Iran Die Reformer sind zurück
Berlin - Die unsägliche Teheraner Holocaust-Konferenz ist vorbei. Diese Ansammlung von fragwürdigen Relativierern und dubiosen Leugnern der Schoah hat ein weltweites Echo der Empörung ausgelöst. Sie hat allerdings die Bindung rechtsradikaler Kräfte in der westlichen und antisemitischen Fanatikern in der islamischen Welt eher gestärkt. Und der iranische Präsident Mahmud Ahmadinedschad konnte sich wieder einmal als einsamer Held stilisieren, der im Gegensatz zu den arabischen Staatschefs noch ernsthaft "den zionistischen Staat" Israel bekämpft.

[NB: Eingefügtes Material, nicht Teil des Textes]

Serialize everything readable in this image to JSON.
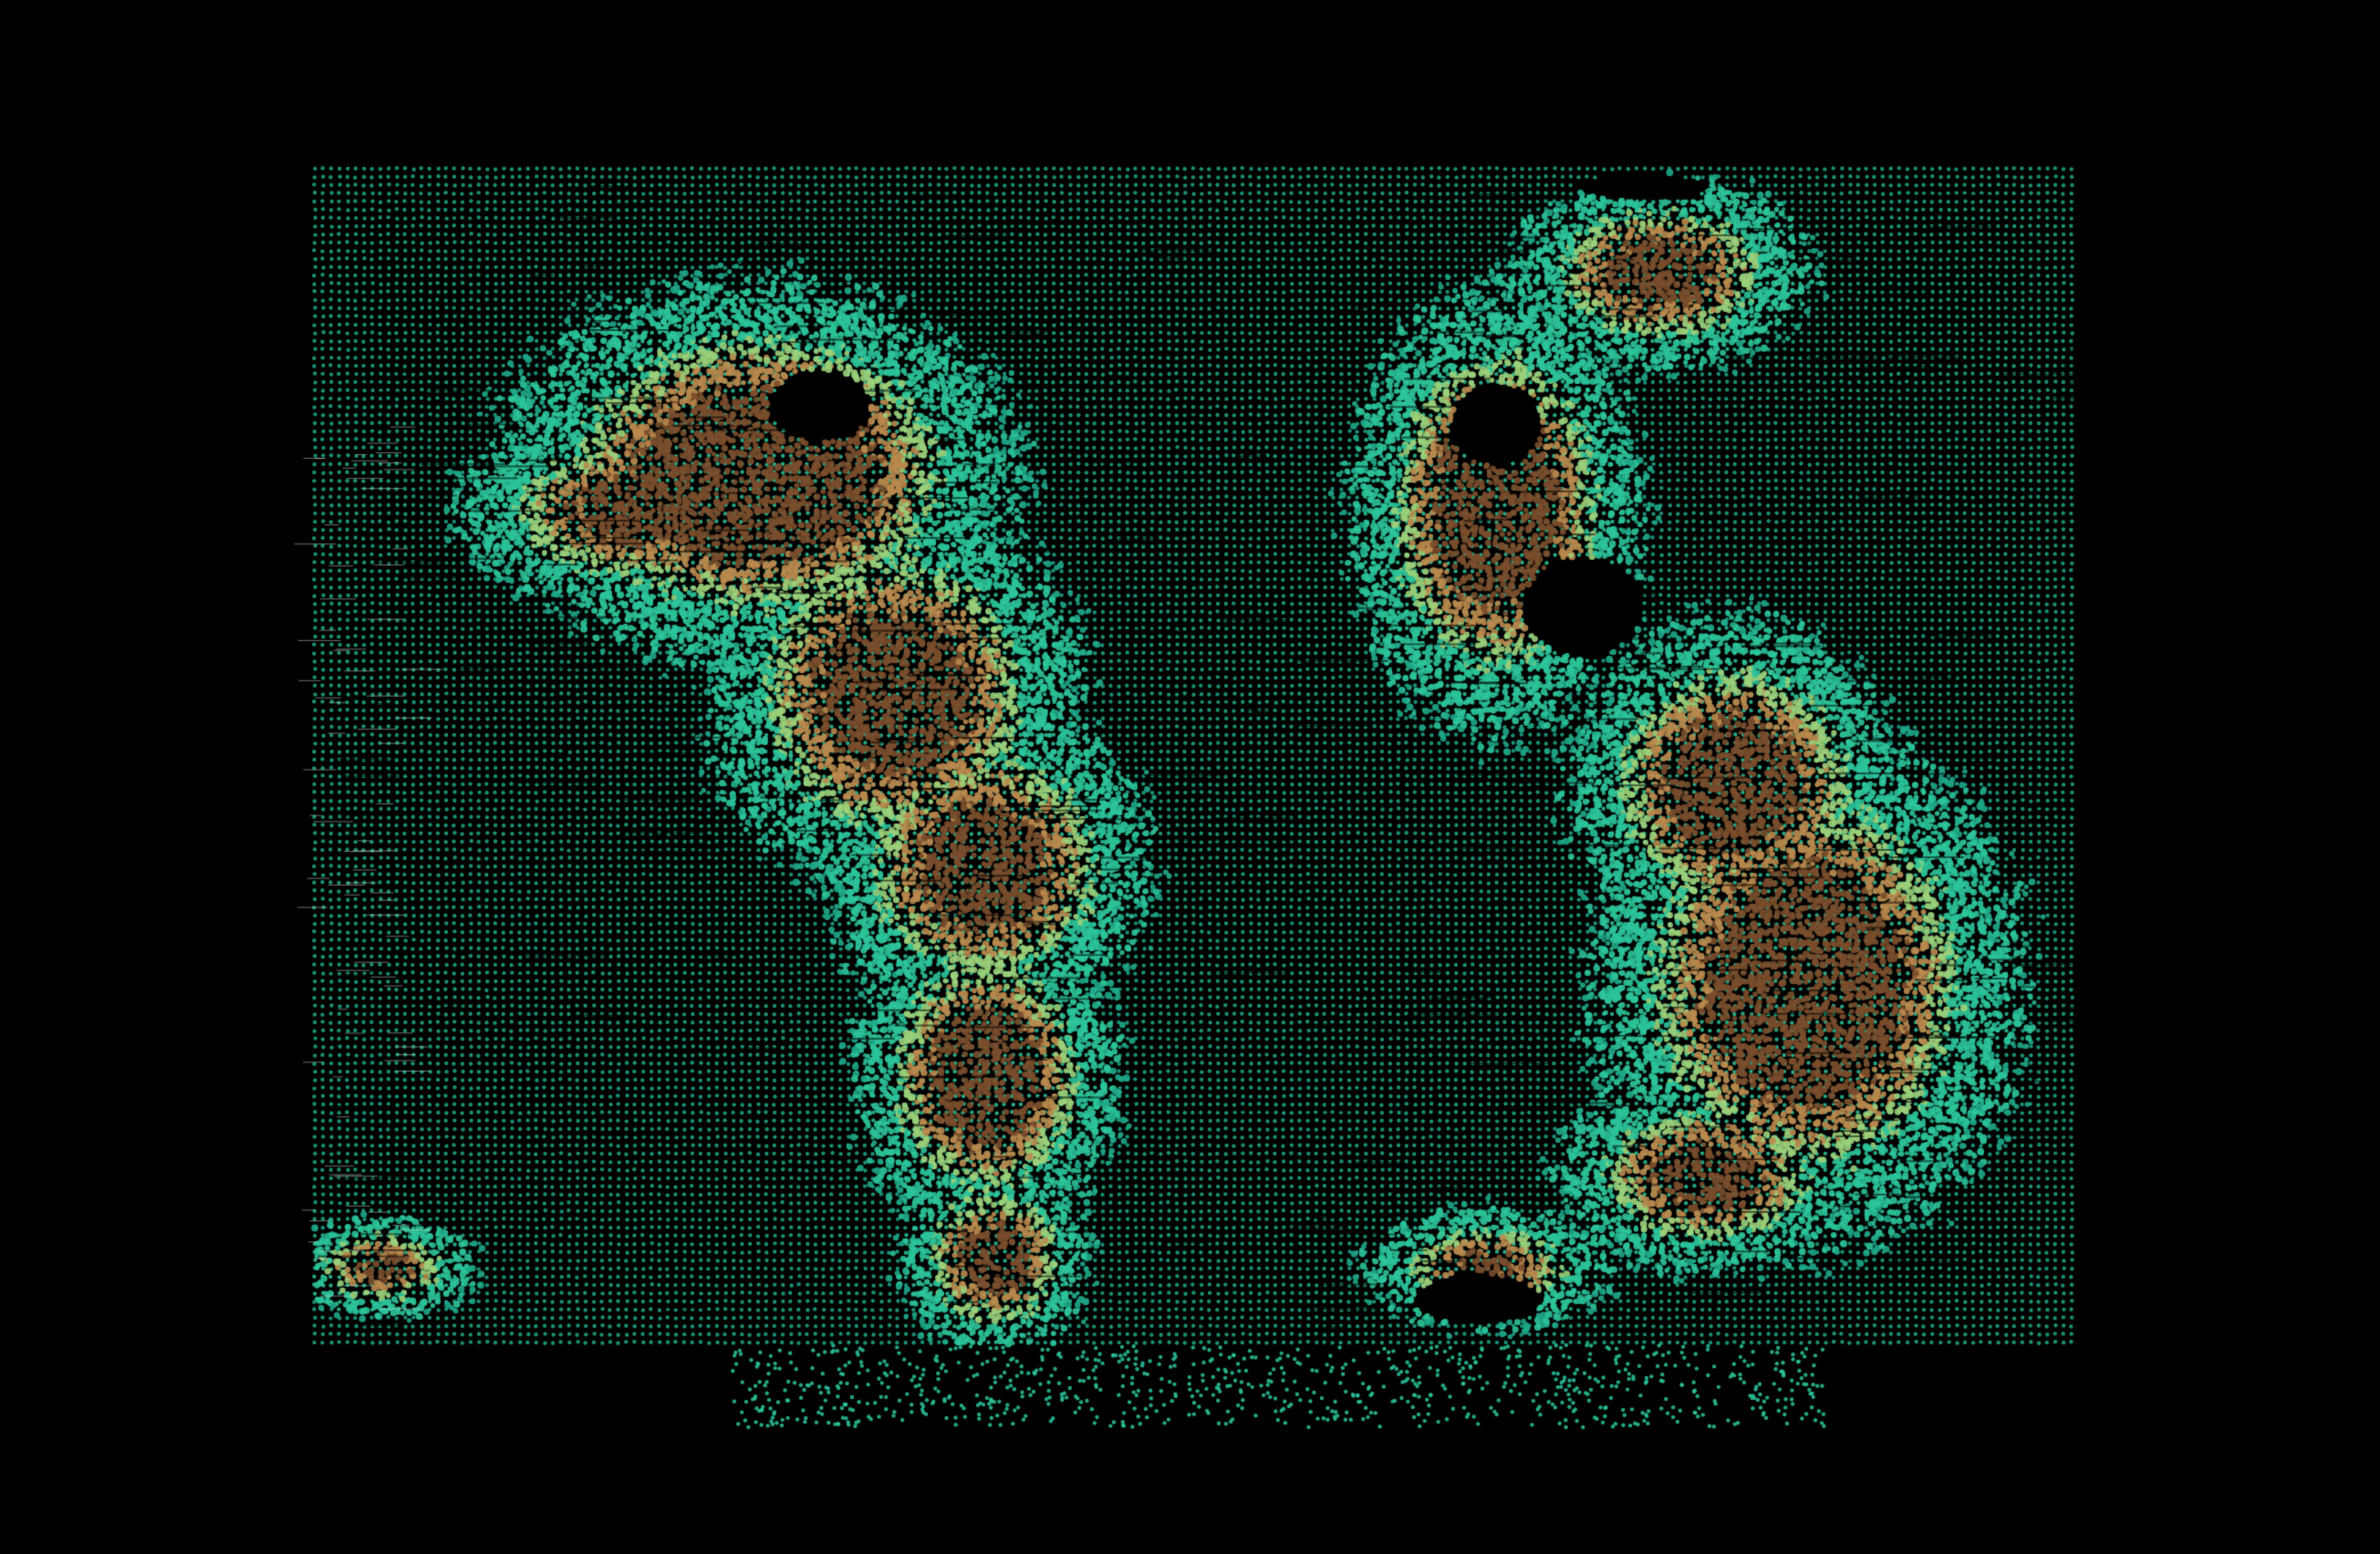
{
  "scene": {
    "subject": "point-cloud-terrain-map",
    "background_color": "#000000",
    "palette": {
      "ocean_teal": "#1fa888",
      "shore_teal": "#2cc49a",
      "lowland_lime": "#9bd07a",
      "highland_tan": "#b98a4e",
      "peak_brown": "#7a4e2c"
    }
  }
}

Der Zeitpunkt der Konferenz war nicht zufällig. Kurz danach, am Freitag, fanden in Iran schließlich die Wahlen zum sogenannten Expertenrat und die Kommunalwahlen statt. Dieser Wahlgang war der erste seit der Wahl Ahmadinedschads im Jahr 2005. Man muß bedenken, daß er zum Zeitpunkt seiner Wahl eher ein unbekannter, bescheiden auftretender Mann war, der Arbeitsplätze schaffen wollte. Und man muß bedenken, daß sein härtester Konkurrent Ali Akbar Haschemi Rafsandschani für viele Iraner Vetternwirtschaft und Korruption symbolisiert.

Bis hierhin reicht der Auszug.